Por otra parte, los tecnófobos caen en la equivocación de interpretar sistemáticamente como degeneración lo que no es sino una profunda transformación de cuyas consecuencias a medio y largo plazo aún no es posible saber nada a ciencia cierta. En cualquier caso, los que, tal vez inspirados por la ciencia ficción, imaginan ya a la Tierra dominada por perversos autómatas, olvidan que gran parte de la historia del mundo es la historia de la perversidad humana, y que la posibilidad de que las máquinas nos esclavicen no es mucho mayor que la de que nos dominen otros seres humanos.

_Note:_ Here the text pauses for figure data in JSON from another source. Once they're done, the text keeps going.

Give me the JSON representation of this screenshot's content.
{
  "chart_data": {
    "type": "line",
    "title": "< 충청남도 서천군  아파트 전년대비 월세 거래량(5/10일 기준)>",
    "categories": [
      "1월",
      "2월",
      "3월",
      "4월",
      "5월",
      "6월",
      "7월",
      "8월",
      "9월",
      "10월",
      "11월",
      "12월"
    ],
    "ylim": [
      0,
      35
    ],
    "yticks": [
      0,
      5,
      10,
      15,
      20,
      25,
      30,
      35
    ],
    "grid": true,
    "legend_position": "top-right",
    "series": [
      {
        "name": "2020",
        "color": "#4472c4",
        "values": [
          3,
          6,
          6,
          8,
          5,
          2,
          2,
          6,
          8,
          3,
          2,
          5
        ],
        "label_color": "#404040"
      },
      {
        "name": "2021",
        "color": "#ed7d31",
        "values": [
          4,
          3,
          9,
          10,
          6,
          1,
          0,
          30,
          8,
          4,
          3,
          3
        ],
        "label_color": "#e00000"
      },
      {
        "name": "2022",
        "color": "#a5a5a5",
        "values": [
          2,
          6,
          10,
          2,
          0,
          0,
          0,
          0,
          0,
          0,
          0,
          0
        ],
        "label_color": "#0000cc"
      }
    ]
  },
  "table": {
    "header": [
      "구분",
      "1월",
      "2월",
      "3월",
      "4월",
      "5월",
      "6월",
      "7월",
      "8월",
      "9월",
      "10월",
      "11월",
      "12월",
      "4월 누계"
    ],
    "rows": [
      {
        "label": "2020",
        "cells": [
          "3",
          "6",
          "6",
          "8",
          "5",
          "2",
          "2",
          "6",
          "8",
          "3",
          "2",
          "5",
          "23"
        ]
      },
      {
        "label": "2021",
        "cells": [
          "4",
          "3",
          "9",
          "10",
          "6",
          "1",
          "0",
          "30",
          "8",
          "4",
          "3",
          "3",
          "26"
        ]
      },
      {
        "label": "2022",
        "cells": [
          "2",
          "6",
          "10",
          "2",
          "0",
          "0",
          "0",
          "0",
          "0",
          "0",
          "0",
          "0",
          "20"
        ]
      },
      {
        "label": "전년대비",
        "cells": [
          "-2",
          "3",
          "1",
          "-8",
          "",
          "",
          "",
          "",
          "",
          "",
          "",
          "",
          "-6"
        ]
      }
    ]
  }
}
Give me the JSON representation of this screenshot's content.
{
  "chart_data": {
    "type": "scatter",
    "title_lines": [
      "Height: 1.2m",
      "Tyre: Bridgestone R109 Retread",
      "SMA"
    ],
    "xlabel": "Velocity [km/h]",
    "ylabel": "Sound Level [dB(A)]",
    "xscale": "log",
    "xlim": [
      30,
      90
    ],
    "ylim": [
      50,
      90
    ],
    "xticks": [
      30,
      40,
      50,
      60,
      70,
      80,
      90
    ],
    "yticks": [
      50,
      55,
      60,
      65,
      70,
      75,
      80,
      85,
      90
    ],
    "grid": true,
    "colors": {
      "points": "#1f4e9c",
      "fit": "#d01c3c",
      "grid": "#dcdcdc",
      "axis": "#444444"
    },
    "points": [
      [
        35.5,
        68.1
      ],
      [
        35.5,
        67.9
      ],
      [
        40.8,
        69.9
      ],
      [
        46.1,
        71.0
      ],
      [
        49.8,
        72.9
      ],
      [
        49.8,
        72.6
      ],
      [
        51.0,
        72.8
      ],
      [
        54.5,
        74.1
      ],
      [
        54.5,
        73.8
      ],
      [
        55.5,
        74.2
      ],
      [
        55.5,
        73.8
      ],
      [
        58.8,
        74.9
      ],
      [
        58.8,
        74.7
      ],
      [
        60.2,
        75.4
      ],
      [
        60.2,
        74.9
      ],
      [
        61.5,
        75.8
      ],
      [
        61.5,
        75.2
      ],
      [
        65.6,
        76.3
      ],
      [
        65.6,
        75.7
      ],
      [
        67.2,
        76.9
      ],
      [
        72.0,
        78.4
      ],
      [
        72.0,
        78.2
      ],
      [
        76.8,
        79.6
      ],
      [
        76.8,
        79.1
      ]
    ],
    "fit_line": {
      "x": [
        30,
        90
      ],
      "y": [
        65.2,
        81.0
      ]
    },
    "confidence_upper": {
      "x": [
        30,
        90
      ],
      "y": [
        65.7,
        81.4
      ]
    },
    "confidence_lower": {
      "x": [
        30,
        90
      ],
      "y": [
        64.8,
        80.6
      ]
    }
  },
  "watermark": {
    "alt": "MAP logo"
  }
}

Más que posicionamientos extremos como los citados, lo que necesitamos ante el fenómeno imparable de la IA es una dosis extra de racionalidad. Y no hablo de una racionalidad científica o meramente instrumental, de la que ya tenemos de sobra, sino de su imprescindible contrapeso: una racionalidad ética que clarifique los fines y valores que han de orientar el desarrollo tecnológico. Repárese en que los fines y valores no son objetos físicos observables por ninguna ciencia positiva, sino ideas a considerar desde un punto de vista trascendente, es decir, desde el punto de vista de cómo deben ser idealmente (y no como son «de facto») el mundo y nuestra existencia en él.
Para esta consideración ética es imprescindible un diálogo racional (y cabe decir global) en torno al significado básico de ciertos conceptos (identidad, consciencia, verdad, autonomía…), una reflexión rigurosa en torno a la naturaleza humana y sus fines, y un ejercicio de clarificación crítica en torno a la barahúnda de prejuicios, ideas y propuestas que bulle en el ámbito de la IA.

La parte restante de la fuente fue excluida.